Potstickers (Guo Tie) 锅贴
Potstickers are a popular Northern China street snack that has made its way all over China and Asia. Popular fillings include pork, cabbage, corn, chicken, scallions and ginger. The Northerners say good guo tie should be long, straight and open on both ends, but the folding style depends on region. They are pan-fried in a shallow wok with a small amount of water and covered. The result is dumplings that are crispy on the bottom and steamed on top. Dip them in soy sauce for maximum flavor.
Sheng Jian 生煎
Another Shanghai dumpling specialty, the Sheng Jian is a large pan fried dumpling. Classically eaten for breakfast, the Sheng Jian is described as a pan fried Xiao Long Bao (another Shanghai specialty). Usually filled with pork, shrimp or cabbage, these dumplings are also filled with soup.

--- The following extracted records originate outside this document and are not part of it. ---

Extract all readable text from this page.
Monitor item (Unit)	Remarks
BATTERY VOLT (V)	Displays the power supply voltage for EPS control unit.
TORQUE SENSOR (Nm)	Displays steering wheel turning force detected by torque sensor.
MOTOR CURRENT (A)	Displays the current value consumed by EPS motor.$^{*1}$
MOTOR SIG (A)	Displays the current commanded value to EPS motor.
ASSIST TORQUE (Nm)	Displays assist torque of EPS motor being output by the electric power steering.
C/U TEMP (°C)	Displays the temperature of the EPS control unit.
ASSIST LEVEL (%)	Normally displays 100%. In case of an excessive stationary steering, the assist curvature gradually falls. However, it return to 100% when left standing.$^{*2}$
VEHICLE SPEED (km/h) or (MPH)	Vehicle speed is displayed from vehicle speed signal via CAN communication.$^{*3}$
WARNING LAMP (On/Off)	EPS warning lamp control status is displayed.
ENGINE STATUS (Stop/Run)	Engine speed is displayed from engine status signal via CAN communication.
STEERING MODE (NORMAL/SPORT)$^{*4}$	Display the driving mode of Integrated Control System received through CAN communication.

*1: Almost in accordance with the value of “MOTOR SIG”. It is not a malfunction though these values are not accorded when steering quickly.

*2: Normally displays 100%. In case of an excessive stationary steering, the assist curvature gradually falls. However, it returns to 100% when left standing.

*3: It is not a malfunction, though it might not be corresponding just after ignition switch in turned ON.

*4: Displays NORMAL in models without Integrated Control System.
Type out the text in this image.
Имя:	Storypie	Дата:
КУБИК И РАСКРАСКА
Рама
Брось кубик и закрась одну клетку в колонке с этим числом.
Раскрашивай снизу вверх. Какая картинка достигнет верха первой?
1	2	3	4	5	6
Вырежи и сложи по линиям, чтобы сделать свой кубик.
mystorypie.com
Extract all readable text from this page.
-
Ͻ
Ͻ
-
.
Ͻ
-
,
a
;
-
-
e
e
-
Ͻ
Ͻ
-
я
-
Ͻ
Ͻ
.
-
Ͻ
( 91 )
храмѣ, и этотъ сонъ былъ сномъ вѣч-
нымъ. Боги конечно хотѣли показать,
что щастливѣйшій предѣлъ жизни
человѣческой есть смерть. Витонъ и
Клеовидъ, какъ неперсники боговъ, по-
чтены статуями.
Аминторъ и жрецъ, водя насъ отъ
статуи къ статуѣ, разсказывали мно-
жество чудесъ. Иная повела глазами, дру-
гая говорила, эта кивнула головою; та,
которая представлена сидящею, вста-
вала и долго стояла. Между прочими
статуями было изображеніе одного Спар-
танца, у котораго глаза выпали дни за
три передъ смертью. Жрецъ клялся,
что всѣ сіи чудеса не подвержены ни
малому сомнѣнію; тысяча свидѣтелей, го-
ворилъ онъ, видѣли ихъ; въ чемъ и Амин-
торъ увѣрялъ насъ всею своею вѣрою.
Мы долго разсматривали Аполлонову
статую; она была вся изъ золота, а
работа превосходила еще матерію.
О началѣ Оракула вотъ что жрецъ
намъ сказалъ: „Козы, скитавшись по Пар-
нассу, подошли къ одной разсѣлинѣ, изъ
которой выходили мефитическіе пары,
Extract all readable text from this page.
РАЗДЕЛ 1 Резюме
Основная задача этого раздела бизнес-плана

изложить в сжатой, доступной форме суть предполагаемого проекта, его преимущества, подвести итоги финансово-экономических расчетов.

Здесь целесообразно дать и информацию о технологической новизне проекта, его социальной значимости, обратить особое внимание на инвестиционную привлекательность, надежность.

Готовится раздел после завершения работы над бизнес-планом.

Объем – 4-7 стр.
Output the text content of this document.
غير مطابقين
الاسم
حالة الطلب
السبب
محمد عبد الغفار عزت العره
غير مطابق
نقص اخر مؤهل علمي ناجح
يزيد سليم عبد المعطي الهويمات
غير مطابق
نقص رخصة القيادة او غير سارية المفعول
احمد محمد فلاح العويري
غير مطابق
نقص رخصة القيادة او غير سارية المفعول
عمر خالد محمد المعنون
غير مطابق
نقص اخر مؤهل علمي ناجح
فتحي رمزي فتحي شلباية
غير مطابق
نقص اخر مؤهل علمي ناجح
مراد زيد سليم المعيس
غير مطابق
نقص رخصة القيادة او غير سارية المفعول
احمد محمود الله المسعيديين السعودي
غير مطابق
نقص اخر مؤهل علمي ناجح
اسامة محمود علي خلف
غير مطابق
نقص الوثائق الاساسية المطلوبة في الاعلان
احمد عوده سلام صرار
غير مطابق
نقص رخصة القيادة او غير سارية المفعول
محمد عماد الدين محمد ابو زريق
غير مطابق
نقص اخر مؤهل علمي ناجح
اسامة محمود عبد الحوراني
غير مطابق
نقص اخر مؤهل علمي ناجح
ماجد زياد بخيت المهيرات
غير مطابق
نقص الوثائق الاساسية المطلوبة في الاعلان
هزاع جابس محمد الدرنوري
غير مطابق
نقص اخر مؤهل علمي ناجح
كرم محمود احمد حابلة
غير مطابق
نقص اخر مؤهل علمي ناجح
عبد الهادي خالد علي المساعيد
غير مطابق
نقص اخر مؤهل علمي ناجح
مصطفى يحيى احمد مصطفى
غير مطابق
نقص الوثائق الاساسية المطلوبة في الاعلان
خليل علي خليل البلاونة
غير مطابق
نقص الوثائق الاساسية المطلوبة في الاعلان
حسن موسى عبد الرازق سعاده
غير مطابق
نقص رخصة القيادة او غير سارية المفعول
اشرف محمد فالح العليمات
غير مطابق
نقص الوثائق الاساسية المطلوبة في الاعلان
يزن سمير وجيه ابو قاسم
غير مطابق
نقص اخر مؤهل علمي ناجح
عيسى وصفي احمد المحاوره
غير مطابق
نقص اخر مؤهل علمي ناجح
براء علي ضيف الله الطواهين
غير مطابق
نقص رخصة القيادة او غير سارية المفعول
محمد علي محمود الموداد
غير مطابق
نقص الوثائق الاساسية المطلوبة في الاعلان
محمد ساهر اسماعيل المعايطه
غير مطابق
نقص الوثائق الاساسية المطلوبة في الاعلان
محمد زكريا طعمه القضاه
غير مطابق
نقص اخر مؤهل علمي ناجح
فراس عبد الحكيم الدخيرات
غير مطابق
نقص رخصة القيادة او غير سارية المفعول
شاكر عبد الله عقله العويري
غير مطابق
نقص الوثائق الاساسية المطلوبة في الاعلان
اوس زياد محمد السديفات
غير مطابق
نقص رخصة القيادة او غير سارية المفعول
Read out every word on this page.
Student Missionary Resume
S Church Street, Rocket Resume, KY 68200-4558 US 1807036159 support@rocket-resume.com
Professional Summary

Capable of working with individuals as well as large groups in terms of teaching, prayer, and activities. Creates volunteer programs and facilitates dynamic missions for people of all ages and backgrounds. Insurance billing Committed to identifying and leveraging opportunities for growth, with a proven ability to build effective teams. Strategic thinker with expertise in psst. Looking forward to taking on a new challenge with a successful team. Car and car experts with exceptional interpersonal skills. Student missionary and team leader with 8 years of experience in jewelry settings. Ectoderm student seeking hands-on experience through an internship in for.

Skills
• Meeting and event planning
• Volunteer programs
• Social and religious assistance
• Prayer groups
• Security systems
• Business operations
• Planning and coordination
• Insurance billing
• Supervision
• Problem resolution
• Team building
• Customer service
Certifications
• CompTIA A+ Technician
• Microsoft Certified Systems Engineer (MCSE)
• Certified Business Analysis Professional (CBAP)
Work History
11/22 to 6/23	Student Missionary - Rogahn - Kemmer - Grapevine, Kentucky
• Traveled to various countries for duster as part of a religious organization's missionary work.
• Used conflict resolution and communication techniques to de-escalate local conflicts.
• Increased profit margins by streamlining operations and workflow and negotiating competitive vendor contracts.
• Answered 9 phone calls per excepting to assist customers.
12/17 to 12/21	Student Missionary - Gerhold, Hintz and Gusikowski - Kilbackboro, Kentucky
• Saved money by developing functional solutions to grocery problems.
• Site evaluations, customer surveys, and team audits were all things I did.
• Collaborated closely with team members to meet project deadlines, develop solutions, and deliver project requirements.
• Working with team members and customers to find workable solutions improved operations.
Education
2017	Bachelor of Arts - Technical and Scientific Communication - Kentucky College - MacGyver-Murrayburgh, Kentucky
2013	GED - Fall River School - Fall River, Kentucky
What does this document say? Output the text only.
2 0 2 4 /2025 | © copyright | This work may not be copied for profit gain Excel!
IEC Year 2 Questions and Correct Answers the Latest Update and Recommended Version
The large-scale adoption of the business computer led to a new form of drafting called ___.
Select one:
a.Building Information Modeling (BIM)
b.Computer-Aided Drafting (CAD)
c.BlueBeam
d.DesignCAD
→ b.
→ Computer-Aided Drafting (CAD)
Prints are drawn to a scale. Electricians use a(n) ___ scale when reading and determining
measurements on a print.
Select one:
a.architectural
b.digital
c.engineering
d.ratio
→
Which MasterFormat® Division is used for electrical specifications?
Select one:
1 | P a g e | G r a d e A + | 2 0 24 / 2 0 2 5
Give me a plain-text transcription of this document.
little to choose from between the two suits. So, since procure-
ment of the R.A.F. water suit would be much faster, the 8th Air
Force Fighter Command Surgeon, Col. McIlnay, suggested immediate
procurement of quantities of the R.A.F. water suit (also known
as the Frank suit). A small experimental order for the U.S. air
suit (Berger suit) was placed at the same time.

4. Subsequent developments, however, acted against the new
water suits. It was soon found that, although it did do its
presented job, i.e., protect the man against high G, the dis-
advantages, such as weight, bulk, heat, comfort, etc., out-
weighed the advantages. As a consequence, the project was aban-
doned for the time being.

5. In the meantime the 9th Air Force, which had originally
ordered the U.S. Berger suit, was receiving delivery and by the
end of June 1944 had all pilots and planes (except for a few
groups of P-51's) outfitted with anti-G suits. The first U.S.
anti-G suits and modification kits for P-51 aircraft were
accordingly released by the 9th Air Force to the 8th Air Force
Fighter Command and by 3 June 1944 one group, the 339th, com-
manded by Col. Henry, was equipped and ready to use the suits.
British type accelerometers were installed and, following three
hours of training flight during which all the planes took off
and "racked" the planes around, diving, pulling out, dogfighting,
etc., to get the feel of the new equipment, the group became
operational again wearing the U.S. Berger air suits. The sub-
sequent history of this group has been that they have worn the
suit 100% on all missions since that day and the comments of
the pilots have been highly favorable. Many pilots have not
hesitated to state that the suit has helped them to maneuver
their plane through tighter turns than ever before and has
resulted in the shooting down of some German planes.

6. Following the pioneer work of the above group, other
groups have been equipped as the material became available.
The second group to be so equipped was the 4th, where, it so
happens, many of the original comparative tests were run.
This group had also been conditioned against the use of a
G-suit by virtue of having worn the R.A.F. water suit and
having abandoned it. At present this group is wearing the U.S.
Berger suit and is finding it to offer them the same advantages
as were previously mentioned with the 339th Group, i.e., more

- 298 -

The proper way to eat them is similar to Xiao Long Bao. As they are filled with soup that is very hot, if you bite right into it the soup will squirt out. It’s best to poke a small hole in the Sheng Jian, and either drink the soup out or catch it in a spoon for after.
Jian Jiao Zi 煎饺
The crispy cousin of the shui jiao and zheng jiao is jian jiao. It is typically served bottom up to highlight the crispiness and browning. Unlike the Guotie, these dumplings are the classic crescent shape. The raw dumplings are pan fried first, then water is added after to cook and steam the pork. Sometimes they are glazed and the crispy part is sweet.
Chive Box 韭菜盒子
The Chive Box dumpling is made with wheat flour and hot water to keep the dough from expanding. While the dough is being rolled out, chives are stir-fried, eggs are scrambled, and rice vermicelli is cooked. Once the ingredients are ready, they are put in the dough, folded over and crimped. They can be small enough to fit in your hand or big enough to eat as a whole meal.
Fried Wonton 炸馄饨
Cantonese wontons that don’t get eaten after being boiled go into the deep-fryer and get topped with sweet and sour sauce. While fried wontons are a popular appetizer in Chinese restaurants in other parts of the country, they are found in authentic Chinese cuisine. They are typically smaller and are almost like Chinese chips (crisps).
Yao Gok 油角
Cantonese cuisine has a special fried dumpling that is a popular snack during Chinese New Year. Originated in Guangdong, Yao Gok are now eaten in other Chinese communities like Hong Kong and Malaysia. The filling is made of peanut, sesame and coconut and the dumplings pile high during the celebrations. The every day version is filled with pork and is savory.